As dentists start re-opening across England, the British Dental Association (BDA) has issued an open letter to Health and Social Care Secretary Matt Hancock this morning, calling for urgent support to keep the service afloat and avert a likely collapse in patient access.

The professional body has said that it is now inevitable that patient access in England will fall below levels seen in access ‘hotspots’ such as West Yorkshire, Cornwall and Cumbria. With social distancing policies remaining in place, and most practices reporting their ability to deal with a quarter of previous patient numbers, the BDA has said there is no possibility of the service delivering anything more than a fraction of the 39.72m courses of treatment that were delivered by NHS in England in 2018/19. 

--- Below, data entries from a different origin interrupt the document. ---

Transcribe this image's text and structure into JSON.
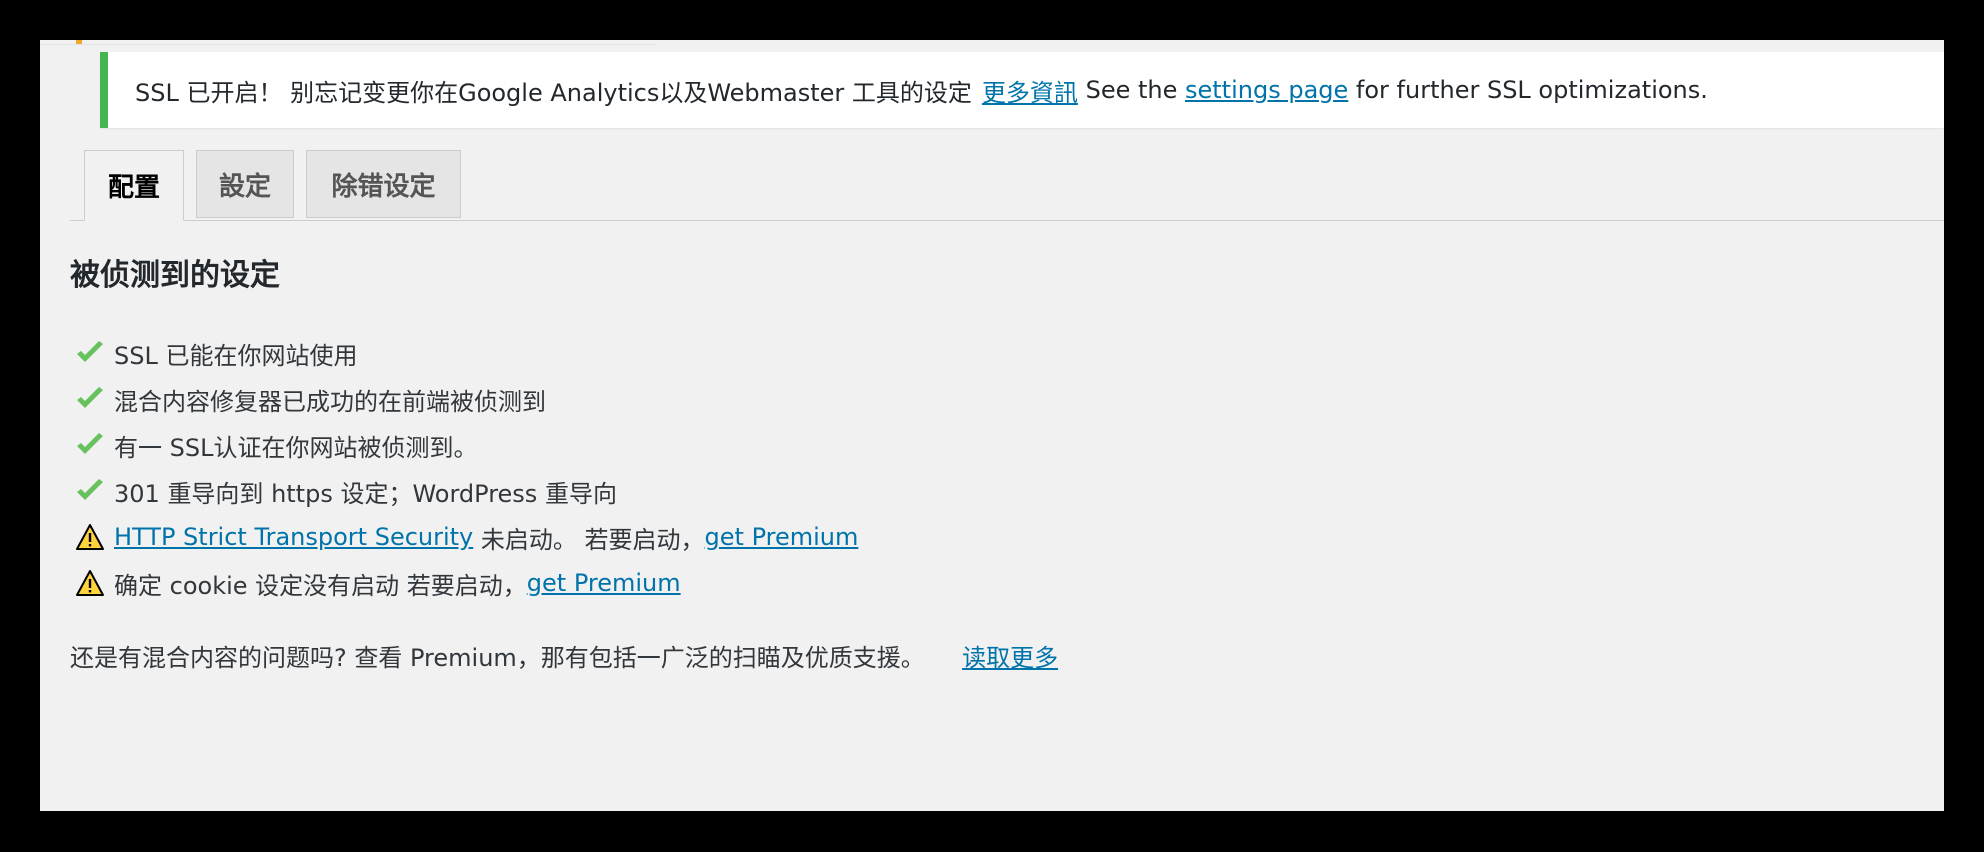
{
  "notice": {
    "text": "SSL 已开启！ 别忘记变更你在Google Analytics以及Webmaster 工具的设定",
    "more_link": "更多資訊",
    "see_the": "See the",
    "settings_link": "settings page",
    "tail": "for further SSL optimizations."
  },
  "tabs": [
    {
      "label": "配置",
      "active": true
    },
    {
      "label": "設定",
      "active": false
    },
    {
      "label": "除错设定",
      "active": false
    }
  ],
  "section_title": "被侦测到的设定",
  "status_items": [
    {
      "icon": "check-icon",
      "text": "SSL 已能在你网站使用"
    },
    {
      "icon": "check-icon",
      "text": "混合内容修复器已成功的在前端被侦测到"
    },
    {
      "icon": "check-icon",
      "text": "有一 SSL认证在你网站被侦测到。"
    },
    {
      "icon": "check-icon",
      "text": "301 重导向到 https 设定；WordPress 重导向"
    },
    {
      "icon": "warning-icon",
      "link": "HTTP Strict Transport Security",
      "text": "未启动。 若要启动，",
      "premium": "get Premium"
    },
    {
      "icon": "warning-icon",
      "text": "确定 cookie 设定没有启动 若要启动，",
      "premium": "get Premium"
    }
  ],
  "footer": {
    "text": "还是有混合内容的问题吗? 查看 Premium，那有包括一广泛的扫瞄及优质支援。",
    "read_more": "读取更多"
  },
  "colors": {
    "success": "#46b450",
    "check": "#67c25e",
    "warning": "#ffd33c",
    "link": "#0073aa",
    "accent": "#f1a82a"
  }
}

The BDA has also demanded urgent action from across government to provide clarity on key worker status – which has seen dentists unable to access childcare, to integrate the service into official PPE supply chains, and for ongoing financial support, including extension of business rates relief.  

Dentist leaders have said the conversation must now begin on replacing a model for the service that has been rendered irrelevant in the face of lower patient numbers and higher costs. Industry sources have estimated the PPE costs alone for certain courses of treatment have increased by up to 6,000%.

BDA Chair Mick Armstrong said: “Today, high street dentistry was meant to start resuming across England. The reality couldn’t be further from the truth. Few practices have opened their doors, and those that did were operating at a fraction of their pre-pandemic capacity. 

“The Health Secretary must now take responsibility to avert the existential crisis facing a service struggling with sky-high costs and radically reduced patient numbers. For years, communities from Cornwall to Cumbria struggled to get appointments but were ignored. Without action from this Government access problems – on an unprecedented scale – are going to be visited on millions of patients, in every part in England.”